Michael Keaton closes out Burton retrospective in BEETLEJUICE on New Year's Eve

Michael Keaton closes out Burton retrospective in BEETLEJUICE on New Year's Eve

The upcoming schedule features the excellent SLEEPY HOLLOW on December 27 at 5:30, the dreadful PLANET OF THE APES (2001) remake on January 1 at 4:30, the great ED WOOD on January 2 at 5:30, the inconsistent MARS ATTACKS! on January 4 at 4:30, and the charming PEE-WEE’S BIG ADVENTURE on January 11 at 4:30 before finishing up with the fine BATMAN on January 23 (5:00), the up-and-down CHARLIE AND THE CHOCOLATE FACTORY (4:30) and the bloody good SWEENEY TODD (8:00) on January 27, the nearly unwatchable BATMAN RETURNS (1992) on January 28, and the very funny BEETLEJUICE (1988) on January 31 (6:00). Tickets for the screenings are $10 and are available the day of the show, but they are free if you go the same day you visit the timed-ticked exhibition, which is a splendid way to experience Burton’s chaotic genius.

FIRST SATURDAYS: TRANSFORMATION

Cordero will get Saturday night party started at Brooklyn Museum on January 2 (photo by twi-ny/mdr)

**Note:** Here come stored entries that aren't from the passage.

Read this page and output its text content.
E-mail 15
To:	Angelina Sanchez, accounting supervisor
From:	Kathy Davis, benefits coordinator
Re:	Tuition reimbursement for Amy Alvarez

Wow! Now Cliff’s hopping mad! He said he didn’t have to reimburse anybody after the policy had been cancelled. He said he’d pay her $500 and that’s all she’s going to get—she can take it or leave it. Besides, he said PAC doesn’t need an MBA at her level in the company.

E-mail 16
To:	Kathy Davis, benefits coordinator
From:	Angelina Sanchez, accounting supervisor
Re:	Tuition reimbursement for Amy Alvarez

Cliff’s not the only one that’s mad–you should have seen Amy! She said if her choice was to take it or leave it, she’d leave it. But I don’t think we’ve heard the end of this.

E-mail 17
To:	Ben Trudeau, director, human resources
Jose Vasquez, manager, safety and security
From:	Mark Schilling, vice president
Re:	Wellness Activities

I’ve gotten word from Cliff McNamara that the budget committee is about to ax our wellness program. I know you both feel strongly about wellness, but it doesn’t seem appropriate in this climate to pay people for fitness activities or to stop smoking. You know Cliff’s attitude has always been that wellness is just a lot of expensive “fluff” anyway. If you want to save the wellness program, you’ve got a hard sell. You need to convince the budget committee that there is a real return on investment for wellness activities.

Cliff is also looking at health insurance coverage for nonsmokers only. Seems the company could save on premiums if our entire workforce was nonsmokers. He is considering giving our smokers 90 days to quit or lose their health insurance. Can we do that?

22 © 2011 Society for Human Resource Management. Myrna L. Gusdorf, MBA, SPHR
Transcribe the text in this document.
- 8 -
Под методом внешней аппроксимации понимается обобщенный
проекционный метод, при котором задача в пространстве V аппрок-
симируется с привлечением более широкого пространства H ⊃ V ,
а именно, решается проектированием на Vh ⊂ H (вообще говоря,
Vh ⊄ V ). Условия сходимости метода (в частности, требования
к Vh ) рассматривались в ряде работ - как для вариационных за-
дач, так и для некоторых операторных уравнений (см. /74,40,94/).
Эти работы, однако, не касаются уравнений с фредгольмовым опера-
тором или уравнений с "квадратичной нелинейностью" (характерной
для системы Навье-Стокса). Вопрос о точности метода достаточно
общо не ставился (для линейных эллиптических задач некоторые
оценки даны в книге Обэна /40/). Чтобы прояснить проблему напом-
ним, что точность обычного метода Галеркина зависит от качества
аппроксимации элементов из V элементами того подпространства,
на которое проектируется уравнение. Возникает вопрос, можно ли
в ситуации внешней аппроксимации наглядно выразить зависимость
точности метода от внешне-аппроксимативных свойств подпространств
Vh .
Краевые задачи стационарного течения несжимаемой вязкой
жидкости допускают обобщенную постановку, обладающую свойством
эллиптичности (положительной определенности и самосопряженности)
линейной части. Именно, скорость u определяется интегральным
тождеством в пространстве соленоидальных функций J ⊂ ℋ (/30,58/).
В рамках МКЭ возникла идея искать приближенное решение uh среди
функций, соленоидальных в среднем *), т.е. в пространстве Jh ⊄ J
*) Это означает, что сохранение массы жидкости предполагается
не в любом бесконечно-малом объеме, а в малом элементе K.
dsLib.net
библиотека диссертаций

Cordero will get Saturday night party started at Brooklyn Museum on January 2 (photo by twi-ny/mdr)

Brooklyn Museum of Art
200 Eastern Parkway
Saturday, January 2, free after 5:00 (some events require advance free tickets available an hour or two before showtime)
718-638-5000
www.brooklynmuseum.org

The Brooklyn Museum’s monthly First Saturdays program rings in the new year with its monthly array of free activities, beginning at 5:00 with Cordero, a rousing live band formed by Ani Cordero in Tucson in 1999 with members of Calexico and Giant Sand and based in New York City since 2000; Cordero plays smooth, surprisingly subtle Latin pop that is always on the verge of busting loose. At 6:00, Daphne Brooks will talk about funk rock and James Brown. At 6:30, the Midnight Checkout Queens will play live along with a screening of HEDWIG AND THE ANGRY INCH (John Cameron Mitchell, 2001). At 7:00, Venus Ensembles will headline the annual Winter Masquerade Ball, so be sure to come in costume. At 9:00, John Sellers will talk about his book PERFECT FROM NOW ON: HOW INDIE ROCK SAVED MY LIFE. Also at 9:00, Expressway Music hosts a karaoke contest for free FELA! tickets, and Jonathan Toubin spins tunes during the always hot dance party. And as always, the evening includes a gallery talk, a hands-on art workshop, and admission to all of the current exhibitions: “Who Shot Rock & Roll: A Photographic History, 1955 to the Present,” “James Tissot: ‘The Life of Christ,’” “Body Parts: Ancient Egyptian Fragments and Amulets,” “Reflections on the Electric Mirror: New Feminist Video,” “Patricia Cronin: ‘Harriet Hosmer, Lost and Found,’” and “From the Village to the Vogue: The Modernist Jewelry of Art Smith.”